Syllable structure processes
For syllable structure processes at Sound Level concepts such as beginning (as a preparation for working on ICD), end (preparatory to tackling FCD) are introduced, as well as imagery and concrete demonstrations. For example, for Cluster Reduction SIWI imagery coupled with a concrete demonstration might involve a train with one locomotive vs. a train with two locomotives in preparation for a near minimal pair such as rip-trip. Or, you might have a train with no engine (art) vs. a train with one engine (tart) vs. a train with two engines (start).
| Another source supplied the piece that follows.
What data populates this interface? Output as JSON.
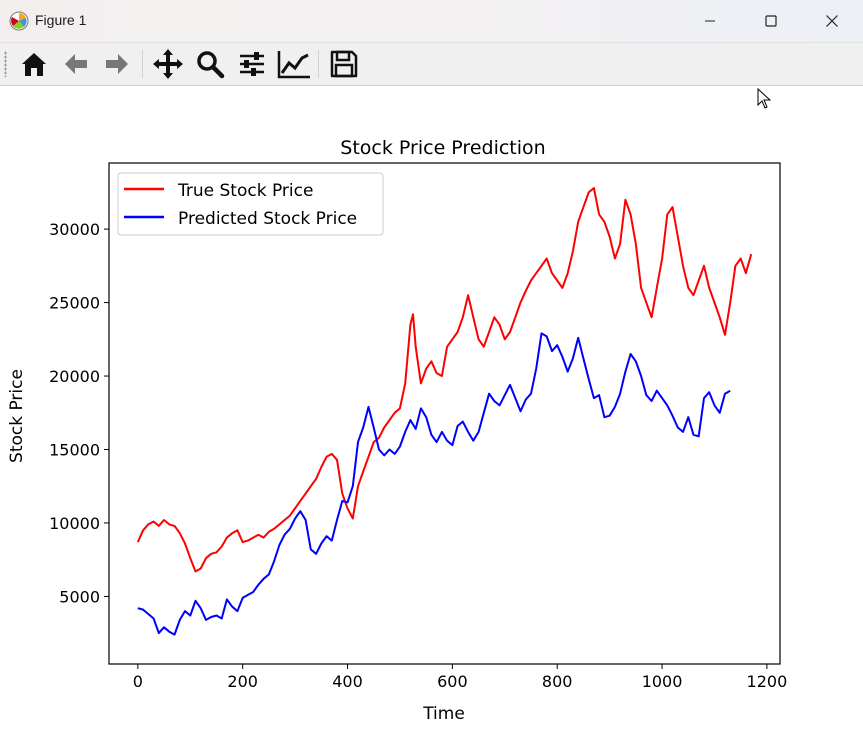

At Syllable Level / Word Level nonsense syllables and words are contrasted, e.g., hot has an engine, ot does not.
Metaphon Phase 2
In Phase 2, metaphonological tasks involving minimal pairs (introduced in Phase 1) and homonymy confrontation are emphasised, and the focus shifts to developing communicative effectiveness by giving the child feedback about success or failure to convey meaning, through behavioural responses, prompting him or her to review output. Dean and Howell (1986) postulated that, in the short term, such feedback would improve production by triggering the use of repair strategies based on the new knowledge of sound contrasts learned in Phase 1, and that the long term effect would be a change in central phonological processing.
Phase 2 is concerned with developing phonological and communicative awareness, and the link between phases one and two is achieved by incorporating Phase 1 activities into Phase 2. Phonological awareness and awareness of the properties of speech sounds must be well developed before the core activity of Phase 2 can be successful.
Metaphon Core Activity
In the core activity the clinician and child take turns to produce and select minimal pair words (e.g., pin vs. fin) pictured on cards or worksheets.
If the child says a target word such as fin, correctly:
- The therapist selects the correct word;
- Feedback is given;
- Guided discussion occurs: e.g., ‘Yes. That was a long sound. I guess you know lots of other long sounds.’
If the child says the target word incorrectly (e.g., bin for fin)
- The therapist selects the incorrect word (the one the child said);
- No feedback is given directly to the child, but the child’s attention is drawn to the sound property, e.g., ‘That was a short sound. Should it have been a long sound?’
The aim of the core activity is to have the child revise incorrect productions ‘spontaneously’.
Metaphon Final Phase
In the final phase, minimal pair sentences are introduced. The therapist and child take turns: each instructing the other to, for example, ‘Draw a pin/fin on the fish’; ‘Draw a pan/fan in the box’; ‘Draw a pole/foal in the stable’. Emphasis is still on guided discussion of sound properties (‘I think that should have been a long sound’) aimed at facilitating the spontaneous use of repair strategies.
References
Dean, E., & Howell, J. (1986). Developing linguistic awareness: A theoretically based approach to phonological disorders. British Journal of Disorders of Communication, 21, 223-238.
Dean, E., Howell, J., Hill, A., & Waters, D. (1990). Metaphon Resource Pack. Windsor, Berks: NFER Nelson.
Dean, E.C., Howell, J., Waters, D., & Reid, J. (1995). Metaphon: A metalinguistic approach to the treatment of phonological disorder in children. Clinical Linguistics and Phonetics, 9, 1-19.